Село наше куда беднее тогда было да и меньше нынешнего. Жил в те времена в лачуге на краю деревни мужик по имени Невзор с женой и сыном. Работать не любил, с людьми собачился, с собаками лаялся. Его молодым в рекруты забрали против очерёдности по воле барина – вот мужик и обозлился на весь белый свет, а на барина своего особенно.

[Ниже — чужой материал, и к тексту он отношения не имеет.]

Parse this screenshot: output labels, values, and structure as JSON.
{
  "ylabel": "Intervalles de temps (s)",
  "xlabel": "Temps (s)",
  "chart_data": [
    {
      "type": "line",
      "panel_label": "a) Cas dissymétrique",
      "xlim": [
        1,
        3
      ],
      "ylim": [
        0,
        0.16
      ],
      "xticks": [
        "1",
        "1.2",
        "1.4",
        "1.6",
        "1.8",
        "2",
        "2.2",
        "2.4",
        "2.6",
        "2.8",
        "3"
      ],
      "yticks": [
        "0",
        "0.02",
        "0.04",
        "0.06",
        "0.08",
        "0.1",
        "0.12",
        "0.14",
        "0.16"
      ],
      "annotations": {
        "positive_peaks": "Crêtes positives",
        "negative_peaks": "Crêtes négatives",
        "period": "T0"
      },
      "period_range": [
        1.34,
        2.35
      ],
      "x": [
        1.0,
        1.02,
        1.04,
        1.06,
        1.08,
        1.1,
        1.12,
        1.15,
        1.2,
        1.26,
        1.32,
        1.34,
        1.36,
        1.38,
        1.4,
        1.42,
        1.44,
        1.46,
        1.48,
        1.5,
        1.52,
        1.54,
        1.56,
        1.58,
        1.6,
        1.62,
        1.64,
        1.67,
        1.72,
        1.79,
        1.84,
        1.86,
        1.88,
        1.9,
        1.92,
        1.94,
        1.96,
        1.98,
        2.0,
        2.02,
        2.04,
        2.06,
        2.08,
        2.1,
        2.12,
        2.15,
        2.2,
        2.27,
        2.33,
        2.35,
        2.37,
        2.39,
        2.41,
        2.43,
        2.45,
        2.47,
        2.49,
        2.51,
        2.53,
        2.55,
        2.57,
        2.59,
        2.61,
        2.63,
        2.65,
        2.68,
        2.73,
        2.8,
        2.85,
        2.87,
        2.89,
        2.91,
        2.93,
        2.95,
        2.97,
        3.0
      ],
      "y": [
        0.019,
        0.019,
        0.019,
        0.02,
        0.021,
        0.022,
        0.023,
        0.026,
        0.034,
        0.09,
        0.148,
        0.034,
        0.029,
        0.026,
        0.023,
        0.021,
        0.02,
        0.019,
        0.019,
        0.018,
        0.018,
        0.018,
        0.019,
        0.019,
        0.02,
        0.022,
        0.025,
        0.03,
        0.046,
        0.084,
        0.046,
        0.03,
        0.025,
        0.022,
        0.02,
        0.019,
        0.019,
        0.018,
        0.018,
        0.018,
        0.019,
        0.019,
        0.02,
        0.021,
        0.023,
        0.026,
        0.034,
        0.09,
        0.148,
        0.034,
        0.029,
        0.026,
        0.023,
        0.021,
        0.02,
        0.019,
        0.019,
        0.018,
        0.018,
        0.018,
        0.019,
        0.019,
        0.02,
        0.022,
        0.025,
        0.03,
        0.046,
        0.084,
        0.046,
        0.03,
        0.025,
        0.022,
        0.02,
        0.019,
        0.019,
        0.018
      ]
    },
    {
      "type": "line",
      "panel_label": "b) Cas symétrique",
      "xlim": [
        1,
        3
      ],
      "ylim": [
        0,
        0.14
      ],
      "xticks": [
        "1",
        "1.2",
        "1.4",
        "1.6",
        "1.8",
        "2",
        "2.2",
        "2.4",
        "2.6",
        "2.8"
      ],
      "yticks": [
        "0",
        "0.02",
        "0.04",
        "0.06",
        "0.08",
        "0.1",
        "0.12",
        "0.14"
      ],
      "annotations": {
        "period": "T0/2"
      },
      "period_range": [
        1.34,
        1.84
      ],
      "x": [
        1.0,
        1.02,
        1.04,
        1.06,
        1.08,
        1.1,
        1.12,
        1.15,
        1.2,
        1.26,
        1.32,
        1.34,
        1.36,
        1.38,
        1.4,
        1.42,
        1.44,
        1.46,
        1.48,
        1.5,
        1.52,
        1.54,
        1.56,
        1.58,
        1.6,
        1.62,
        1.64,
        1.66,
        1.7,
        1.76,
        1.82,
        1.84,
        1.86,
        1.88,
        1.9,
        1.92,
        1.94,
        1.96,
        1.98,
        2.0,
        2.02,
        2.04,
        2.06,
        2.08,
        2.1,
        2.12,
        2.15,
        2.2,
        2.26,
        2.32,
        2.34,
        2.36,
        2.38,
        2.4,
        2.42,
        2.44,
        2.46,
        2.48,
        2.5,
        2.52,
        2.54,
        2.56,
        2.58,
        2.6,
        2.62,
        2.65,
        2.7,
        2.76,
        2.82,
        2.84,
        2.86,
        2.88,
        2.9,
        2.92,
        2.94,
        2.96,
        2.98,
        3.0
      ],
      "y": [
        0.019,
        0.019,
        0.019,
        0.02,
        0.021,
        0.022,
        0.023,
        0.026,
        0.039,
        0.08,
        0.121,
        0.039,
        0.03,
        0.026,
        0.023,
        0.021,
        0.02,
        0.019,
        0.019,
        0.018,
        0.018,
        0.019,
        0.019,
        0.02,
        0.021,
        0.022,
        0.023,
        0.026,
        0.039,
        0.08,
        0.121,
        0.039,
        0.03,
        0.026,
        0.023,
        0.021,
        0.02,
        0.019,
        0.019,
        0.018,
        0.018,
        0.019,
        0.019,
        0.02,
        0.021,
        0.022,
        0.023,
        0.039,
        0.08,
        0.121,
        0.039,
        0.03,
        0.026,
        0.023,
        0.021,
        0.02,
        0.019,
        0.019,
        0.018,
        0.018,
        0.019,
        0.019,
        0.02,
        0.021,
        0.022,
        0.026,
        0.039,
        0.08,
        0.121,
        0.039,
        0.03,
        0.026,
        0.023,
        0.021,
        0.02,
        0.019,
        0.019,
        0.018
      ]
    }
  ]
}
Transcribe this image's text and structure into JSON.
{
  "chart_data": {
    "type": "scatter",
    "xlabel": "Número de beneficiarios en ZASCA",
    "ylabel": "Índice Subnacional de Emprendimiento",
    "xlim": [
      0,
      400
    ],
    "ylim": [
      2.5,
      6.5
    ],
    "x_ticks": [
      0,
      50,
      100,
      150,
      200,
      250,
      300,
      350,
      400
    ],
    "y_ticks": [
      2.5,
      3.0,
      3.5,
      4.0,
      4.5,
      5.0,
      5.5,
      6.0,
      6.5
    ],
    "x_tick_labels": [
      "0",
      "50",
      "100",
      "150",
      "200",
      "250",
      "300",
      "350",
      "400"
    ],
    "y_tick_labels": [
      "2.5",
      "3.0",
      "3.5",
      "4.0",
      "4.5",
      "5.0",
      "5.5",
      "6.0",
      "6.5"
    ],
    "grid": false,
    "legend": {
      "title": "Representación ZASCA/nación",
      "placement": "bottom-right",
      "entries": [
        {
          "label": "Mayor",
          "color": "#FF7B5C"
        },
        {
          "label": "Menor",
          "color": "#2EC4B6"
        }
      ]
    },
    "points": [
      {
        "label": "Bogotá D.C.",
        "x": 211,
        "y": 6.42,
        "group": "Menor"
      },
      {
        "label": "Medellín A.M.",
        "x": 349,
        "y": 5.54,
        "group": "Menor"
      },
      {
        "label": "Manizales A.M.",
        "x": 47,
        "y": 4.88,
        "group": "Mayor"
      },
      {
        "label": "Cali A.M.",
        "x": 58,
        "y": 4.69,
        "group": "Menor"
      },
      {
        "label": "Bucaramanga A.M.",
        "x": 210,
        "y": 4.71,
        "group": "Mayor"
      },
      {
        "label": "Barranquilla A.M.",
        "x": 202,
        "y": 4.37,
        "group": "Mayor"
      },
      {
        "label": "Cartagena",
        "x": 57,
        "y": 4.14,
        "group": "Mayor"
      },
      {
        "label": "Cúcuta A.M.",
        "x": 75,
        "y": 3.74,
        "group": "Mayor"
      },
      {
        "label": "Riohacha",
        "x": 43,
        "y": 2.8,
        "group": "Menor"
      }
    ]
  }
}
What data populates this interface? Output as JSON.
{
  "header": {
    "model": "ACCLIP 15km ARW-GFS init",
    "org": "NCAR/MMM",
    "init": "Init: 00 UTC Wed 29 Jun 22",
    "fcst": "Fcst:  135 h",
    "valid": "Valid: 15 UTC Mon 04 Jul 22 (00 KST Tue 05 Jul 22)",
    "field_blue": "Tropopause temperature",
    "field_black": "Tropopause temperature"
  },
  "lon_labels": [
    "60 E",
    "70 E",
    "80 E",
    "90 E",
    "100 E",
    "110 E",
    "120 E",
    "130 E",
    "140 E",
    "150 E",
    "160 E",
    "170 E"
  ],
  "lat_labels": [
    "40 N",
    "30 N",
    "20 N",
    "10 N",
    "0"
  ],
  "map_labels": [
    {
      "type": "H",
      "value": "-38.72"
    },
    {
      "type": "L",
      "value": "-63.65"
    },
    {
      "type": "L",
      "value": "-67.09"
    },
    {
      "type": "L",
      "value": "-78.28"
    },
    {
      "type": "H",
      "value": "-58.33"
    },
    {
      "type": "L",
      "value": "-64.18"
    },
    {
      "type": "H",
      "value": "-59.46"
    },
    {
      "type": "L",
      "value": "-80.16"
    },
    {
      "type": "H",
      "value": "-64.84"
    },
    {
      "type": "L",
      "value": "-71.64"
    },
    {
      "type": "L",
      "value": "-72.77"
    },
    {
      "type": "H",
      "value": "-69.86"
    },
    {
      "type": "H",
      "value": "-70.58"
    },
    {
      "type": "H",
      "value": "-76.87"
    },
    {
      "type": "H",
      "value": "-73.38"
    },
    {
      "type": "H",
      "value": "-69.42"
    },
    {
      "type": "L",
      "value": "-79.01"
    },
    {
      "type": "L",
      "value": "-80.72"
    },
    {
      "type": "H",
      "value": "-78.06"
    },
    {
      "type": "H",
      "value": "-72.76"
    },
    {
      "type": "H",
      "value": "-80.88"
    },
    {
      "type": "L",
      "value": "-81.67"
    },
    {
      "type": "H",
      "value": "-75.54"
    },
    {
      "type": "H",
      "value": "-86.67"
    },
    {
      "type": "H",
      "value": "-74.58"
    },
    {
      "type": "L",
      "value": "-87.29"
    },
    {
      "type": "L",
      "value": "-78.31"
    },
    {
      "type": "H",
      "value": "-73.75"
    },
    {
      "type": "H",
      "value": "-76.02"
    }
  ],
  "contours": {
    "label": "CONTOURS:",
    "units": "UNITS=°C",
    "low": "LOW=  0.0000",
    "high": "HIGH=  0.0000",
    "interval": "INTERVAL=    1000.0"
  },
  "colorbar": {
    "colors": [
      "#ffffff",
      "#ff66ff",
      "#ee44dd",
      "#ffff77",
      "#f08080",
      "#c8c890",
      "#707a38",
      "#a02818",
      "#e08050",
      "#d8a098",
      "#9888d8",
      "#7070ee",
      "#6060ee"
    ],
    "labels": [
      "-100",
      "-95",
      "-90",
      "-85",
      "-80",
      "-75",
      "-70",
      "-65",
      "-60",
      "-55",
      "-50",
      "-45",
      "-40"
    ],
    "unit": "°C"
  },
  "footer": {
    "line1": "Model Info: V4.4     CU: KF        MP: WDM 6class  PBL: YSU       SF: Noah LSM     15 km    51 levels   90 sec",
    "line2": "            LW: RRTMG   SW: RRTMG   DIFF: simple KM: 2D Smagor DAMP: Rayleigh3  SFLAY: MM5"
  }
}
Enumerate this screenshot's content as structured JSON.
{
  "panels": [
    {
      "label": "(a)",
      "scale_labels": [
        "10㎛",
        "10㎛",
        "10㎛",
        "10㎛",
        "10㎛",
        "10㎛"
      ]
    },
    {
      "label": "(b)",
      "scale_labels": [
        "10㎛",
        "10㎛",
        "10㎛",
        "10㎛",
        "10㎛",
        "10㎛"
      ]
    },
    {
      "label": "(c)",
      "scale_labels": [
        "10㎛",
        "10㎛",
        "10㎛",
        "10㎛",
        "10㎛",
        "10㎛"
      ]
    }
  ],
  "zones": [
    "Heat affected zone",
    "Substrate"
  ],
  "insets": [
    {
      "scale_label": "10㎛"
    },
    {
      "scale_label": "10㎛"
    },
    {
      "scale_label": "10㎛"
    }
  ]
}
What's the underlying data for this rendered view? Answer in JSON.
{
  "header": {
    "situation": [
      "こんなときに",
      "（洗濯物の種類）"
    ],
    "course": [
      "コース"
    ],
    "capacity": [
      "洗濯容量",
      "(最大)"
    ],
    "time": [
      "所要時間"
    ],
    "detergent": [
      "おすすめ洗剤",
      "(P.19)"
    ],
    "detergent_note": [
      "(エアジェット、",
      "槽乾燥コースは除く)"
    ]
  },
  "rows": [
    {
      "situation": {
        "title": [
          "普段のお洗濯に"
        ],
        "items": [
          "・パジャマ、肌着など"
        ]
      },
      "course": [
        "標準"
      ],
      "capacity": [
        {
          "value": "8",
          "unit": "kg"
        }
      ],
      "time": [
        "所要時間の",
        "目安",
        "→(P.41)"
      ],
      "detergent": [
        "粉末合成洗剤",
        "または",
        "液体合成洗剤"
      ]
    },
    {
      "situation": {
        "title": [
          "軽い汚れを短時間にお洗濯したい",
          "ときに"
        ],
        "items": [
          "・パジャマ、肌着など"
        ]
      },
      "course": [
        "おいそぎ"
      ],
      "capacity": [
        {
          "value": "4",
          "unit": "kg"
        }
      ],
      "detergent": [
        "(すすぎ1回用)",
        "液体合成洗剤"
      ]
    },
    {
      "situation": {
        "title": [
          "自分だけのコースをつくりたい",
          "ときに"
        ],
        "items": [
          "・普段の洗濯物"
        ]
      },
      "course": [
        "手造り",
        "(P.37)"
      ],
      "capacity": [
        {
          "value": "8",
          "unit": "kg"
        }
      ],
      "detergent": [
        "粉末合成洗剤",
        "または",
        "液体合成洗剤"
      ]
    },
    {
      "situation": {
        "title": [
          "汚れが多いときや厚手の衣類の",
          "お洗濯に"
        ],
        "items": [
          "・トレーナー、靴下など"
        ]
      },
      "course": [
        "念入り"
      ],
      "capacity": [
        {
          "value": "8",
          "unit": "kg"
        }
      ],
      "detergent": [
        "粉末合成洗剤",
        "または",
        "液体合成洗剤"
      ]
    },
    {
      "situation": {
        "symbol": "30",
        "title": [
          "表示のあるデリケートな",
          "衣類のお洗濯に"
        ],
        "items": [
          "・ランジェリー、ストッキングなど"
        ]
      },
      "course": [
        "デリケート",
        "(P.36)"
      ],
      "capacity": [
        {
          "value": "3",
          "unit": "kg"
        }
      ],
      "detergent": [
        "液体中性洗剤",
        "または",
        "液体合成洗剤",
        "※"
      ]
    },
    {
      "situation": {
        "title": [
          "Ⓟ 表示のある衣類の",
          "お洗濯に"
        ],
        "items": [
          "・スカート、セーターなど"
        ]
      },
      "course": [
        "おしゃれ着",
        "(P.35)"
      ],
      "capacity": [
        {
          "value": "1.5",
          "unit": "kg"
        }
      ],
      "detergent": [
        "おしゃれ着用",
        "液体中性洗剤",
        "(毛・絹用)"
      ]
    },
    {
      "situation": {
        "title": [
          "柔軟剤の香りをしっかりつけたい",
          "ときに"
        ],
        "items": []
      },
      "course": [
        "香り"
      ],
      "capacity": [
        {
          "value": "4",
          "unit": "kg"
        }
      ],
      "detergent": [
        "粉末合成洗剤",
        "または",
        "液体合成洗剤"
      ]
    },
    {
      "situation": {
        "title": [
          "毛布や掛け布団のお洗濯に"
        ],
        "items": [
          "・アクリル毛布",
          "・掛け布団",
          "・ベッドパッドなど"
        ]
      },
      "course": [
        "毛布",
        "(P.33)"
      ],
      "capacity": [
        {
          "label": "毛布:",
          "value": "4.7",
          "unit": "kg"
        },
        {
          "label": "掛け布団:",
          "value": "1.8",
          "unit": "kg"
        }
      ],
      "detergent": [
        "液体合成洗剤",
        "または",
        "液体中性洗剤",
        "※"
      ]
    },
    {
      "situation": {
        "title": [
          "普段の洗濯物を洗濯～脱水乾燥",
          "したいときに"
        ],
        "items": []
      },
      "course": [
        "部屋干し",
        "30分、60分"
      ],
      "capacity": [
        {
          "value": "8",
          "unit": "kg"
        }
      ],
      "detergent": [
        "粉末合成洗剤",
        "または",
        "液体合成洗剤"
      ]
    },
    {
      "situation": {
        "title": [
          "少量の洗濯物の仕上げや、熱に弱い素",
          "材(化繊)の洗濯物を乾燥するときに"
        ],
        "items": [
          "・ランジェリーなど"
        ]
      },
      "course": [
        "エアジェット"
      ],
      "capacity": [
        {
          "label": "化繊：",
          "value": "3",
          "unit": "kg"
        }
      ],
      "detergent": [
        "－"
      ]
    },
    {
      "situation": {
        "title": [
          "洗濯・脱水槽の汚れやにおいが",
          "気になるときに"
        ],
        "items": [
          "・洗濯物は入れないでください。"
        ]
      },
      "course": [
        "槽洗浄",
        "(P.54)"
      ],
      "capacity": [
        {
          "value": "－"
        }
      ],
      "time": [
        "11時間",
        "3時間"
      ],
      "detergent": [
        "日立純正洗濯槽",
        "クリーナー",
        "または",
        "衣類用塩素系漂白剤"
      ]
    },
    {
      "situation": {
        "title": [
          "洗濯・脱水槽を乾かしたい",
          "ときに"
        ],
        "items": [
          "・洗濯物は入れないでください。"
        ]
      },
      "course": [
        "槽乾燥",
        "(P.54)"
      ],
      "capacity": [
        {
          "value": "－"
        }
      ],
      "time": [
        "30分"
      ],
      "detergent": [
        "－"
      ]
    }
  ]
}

И вдруг вернулся как-то… А ведь по белой прописи чернилами на роду всякому написано вернуться с рекрутчины стариком, калекой или мертвецом. Можно
А этот вернулся так, что и семь зим не минуло. Живой и вроде здоровый. Только злой.
Стал жену воспитывать и сына подросшего. После первых тумаков понял мальчонка, каково отцовское воспитание в сравнении с мамкиным. Не расслышал, что батька говорит, – получил кочергой по спине; проспал больше положенного – ушат воды из колодца на лицо.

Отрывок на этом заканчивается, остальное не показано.